How to share the cookies between subdomains

Introduction

Sharing cookies between subdomains is a common requirement in web development. For example, you have a website with multiple subdomains, and you want to share the login status between these subdomains. Once a user logs in to one subdomain, the user should be logged in to all subdomains.

This article will show you how to achieve this in an ASP.NET Core application.

Implementation principle

The cookie has a Domain attribute which specifies which server can receive a cookie.
If specified, then cookies are available on the server and its subdomains. For example, if you set Domain=.abp.io, cookies are available on abp.io and its subdomains like community.abp.io.

If the server does not specify a Domain, the cookies are available on the server but not on its subdomains. Therefore, specifying the Domain is less restrictive than omitting it.

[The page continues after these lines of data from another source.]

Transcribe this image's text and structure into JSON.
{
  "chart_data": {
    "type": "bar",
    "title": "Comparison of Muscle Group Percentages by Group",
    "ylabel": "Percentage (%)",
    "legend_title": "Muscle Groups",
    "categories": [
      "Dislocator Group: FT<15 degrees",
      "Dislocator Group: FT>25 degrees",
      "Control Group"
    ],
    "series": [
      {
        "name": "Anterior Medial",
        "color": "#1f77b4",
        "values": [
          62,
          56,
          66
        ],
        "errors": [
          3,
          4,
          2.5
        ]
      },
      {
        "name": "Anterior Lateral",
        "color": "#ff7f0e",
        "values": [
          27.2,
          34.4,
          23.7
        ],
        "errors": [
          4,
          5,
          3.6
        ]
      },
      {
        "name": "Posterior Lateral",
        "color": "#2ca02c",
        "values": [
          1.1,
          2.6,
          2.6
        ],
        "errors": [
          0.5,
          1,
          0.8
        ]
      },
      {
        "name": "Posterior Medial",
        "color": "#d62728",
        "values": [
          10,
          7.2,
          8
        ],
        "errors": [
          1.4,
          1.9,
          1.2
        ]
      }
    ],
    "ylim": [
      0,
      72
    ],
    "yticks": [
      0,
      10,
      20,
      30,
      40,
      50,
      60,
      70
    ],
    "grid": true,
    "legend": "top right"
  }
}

However, it can be helpful when subdomains need to share information about a user.

There is a CookiePolicyMiddleware in ASP.NET Core, you can add some policies to the CookiePolicyOptions during cookies are appended or deleted.

We will add a policy to the CookiePolicyOptions to change the domain of the cookie:

services.Configure<CookiePolicyOptions>(options =>
{
    options.OnAppendCookie = cookieContext =>
    {
        ChangeCookieDomain(cookieContext, null);
    };

    options.OnDeleteCookie = cookieContext =>
    {
        ChangeCookieDomain(null, cookieContext);
    };
});

private static void ChangeCookieDomain(AppendCookieContext appendCookieContext, DeleteCookieContext deleteCookieContext)
{
    if (appendCookieContext != null)
    {
        // Change the domain of all cookies
        //appendCookieContext.CookieOptions.Domain = ".abp.io";

        // Change the domain of the specific cookie
        if (appendCookieContext.CookieName == ".AspNetCore.Culture")
        {
            appendCookieContext.CookieOptions.Domain = ".abp.io";
        }
    }

    if (deleteCookieContext != null)
    { 
        // Change the domain of all cookies
        //appendCookieContext.CookieOptions.Domain = ".abp.io";

        // Change the domain of the specific cookie
        if (deleteCookieContext.CookieName == ".AspNetCore.Culture")
        {
            deleteCookieContext.CookieOptions.Domain = ".abp.io";
        }
    }
}

Add the app.UseCookiePolicy() in the ASP.NET Core pipeline:

//...
app.UseStaticFiles();
app.UseCookiePolicy();
//...

If you check the HTTP response headers, you will see the Set-Cookie header with the domain attribute as follows:

Set-Cookie: .AspNetCore.Culture=c%3Den%7Cuic%3Den; expires=Mon, 09 Mar 2026 02:00:00 GMT; domain=.abp.io; path=/

The subdomains can share the .AspNetCore.Culture cookie now.

In another community article, we use the same middleware to fix the Chrome login issue for the IdentityServer4

Summary

The CookiePolicy middleware provides a way to control cookies in an ASP.NET Core, It is very useful if you have more complex requirements for Cookies.